The Powerpuff Girls: created by Craig McCracken/©1998- Cartoon Network.
Figura 1. Núcleo central da organização da 3a. Marcha pela Ciência. Da esquerda para a direita: Flávia Virginio, Natalia Pasternak Taschner, Dayane Machado.

Só um exemplo do que elas fizeram. Um pouco antes do dia do evento, lanço verde para elas a ideia de convidarmos os nobelistas que assinaram a carta para o presidente sobre a crise na ciência brasileira para fazerem um vídeo para a Marcha. Em vez de inventarem uma desculpa de que seria complicado, de que eles diriam não (o que era bem provável - afinal, quem éramos nós?), que havia pouco tempo (todas desculpas razoáveis, ainda mais que estão muito ocupadas com outras tarefas acadêmicas)... elas compraram isso de modo entusiástico. Em poucos minutos - no meio da noite já! - prepararam um texto em inglês e enviaram para 22 dos signatários (de um deles - um nonagenário - não conseguimos obter o endereço eletrônico) um email com o pedido. Sim, esse foi o tamanho da nossa cara de pau. Alguns responderam e, como previsto, declinaram (o que é mais do que compreensível, e somente a delicadeza de responder já mostra que se trata de outro nível). Mas eis que ninguém menos do que Claude Cohen-Tannoudji, um dos vencedores do Nobel de Física em 1997, e o principal abaixo-assinado da carta aberta, faz um vídeo falando sobre a preocupação deles com a ciência do Brasil. Aí corre fazer a tradução pra publicar. O vídeo era pesadinho, ainda que curto (dá pra notar pela qualidade da imagem, embora o áudio sofra um pouco). Tentei subir a legenda, mas falhei miseravelmente (o facebook não me deixou subir o arquivo srt). O Luciano Queiroz, do Dragões de Garagem, renderizou outro vídeo com legendas incluídas, e subimos para a página da Marcha pela Ciência - São Paulo.

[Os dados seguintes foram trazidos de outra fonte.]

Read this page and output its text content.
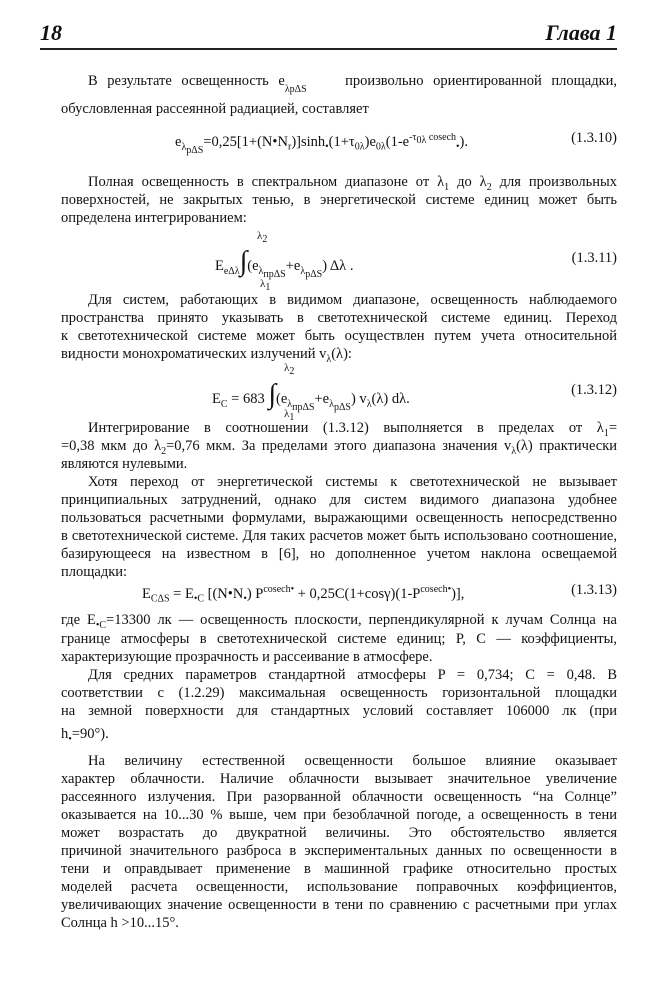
18	Глава 1
В результате освещенность $e_{_{\lambda p\Delta S}}$    произвольно ориентированной площадки,
обусловленная рассеянной радиацией, составляет
$e_{\lambda_{p\Delta S}}=0,25[1+(N•N_r)]\sinh_•(1+\tau_{0\lambda})e_{0\lambda}(1-e^{-\tau_{0\lambda} cosech}_•)$.	(1.3.10)
Полная освещенность в спектральном диапазоне от $\lambda_1$ до $\lambda_2$ для произвольных
поверхностей, не закрытых тенью, в энергетической системе единиц может быть
определена интегрированием:
$E_{e\Delta\lambda}\int(e_{\lambda_{пр\Delta S}}+e_{\lambda_{p\Delta S}})$ Δλ .
$\lambda_2$
$\lambda_1$
(1.3.11)
Для систем, работающих в видимом диапазоне, освещенность наблюдаемого
пространства принято указывать в светотехнической системе единиц. Переход
к светотехнической системе может быть осуществлен путем учета относительной
видности монохроматических излучений $v_\lambda(\lambda)$:
$E_C = 683$ $\int(e_{\lambda_{пр\Delta S}}+e_{\lambda_{p\Delta S}})$ $v_\lambda(\lambda)$ dλ.
$\lambda_2$
$\lambda_1$
(1.3.12)
Интегрирование в соотношении (1.3.12) выполняется в пределах от $\lambda_1=$
=0,38 мкм до $\lambda_2=0,76$ мкм. За пределами этого диапазона значения $v_\lambda(\lambda)$ практически
являются нулевыми.
Хотя переход от энергетической системы к светотехнической не вызывает
принципиальных затруднений, однако для систем видимого диапазона удобнее
пользоваться расчетными формулами, выражающими освещенность непосредственно
в светотехнической системе. Для таких расчетов может быть использовано соотношение,
базирующееся на известном в [6], но дополненное учетом наклона освещаемой
площадки:
$E_{C\Delta S} = E_{•C}$ $[(N•N_•) P^{cosech•} + 0,25C(1+\cos\gamma)(1-P^{cosech•})]$,	(1.3.13)
где $E_{•C}=13300$ лк — освещенность плоскости, перпендикулярной к лучам Солнца на
границе атмосферы в светотехнической системе единиц; P, C — коэффициенты,
характеризующие прозрачность и рассеивание в атмосфере.
Для средних параметров стандартной атмосферы P = 0,734; C = 0,48. В
соответствии с (1.2.29) максимальная освещенность горизонтальной площадки
на земной поверхности для стандартных условий составляет 106000 лк (при
$h_•=90^\circ$).
На величину естественной освещенности большое влияние оказывает
характер облачности. Наличие облачности вызывает значительное увеличение
рассеянного излучения. При разорванной облачности освещенность “на Солнце”
оказывается на 10...30 % выше, чем при безоблачной погоде, а освещенность в тени
может возрастать до двукратной величины. Это обстоятельство является
причиной значительного разброса в экспериментальных данных по освещенности в
тени и оправдывает применение в машинной графике относительно простых
моделей расчета освещенности, использование поправочных коэффициентов,
увеличивающих значение освещенности в тени по сравнению с расчетными при углах
Солнца h >10...15°.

Claro que um evento deste tamanho envolveu o trabalho de muita gente, mas seria complicado listar aqui toda e cada contribuição. A começar pelos que contribuíram ao Catarse (um sucesso que superou a meta - a propósito, de todo modo ainda é possível contribuir: os valores que sobrarem depois da fatura das despesas serão transferidos para um fundo gerido pela Aciesp para utilização em outros eventos pró-ciência), aos que assinaram o Manifesto pela Ciência, aos que ajudaram na divulgação, aos que fizeram a distribuição do material de divulgação, etc, etc. Além claro de todo o restante do pessoal da organização e coordenação.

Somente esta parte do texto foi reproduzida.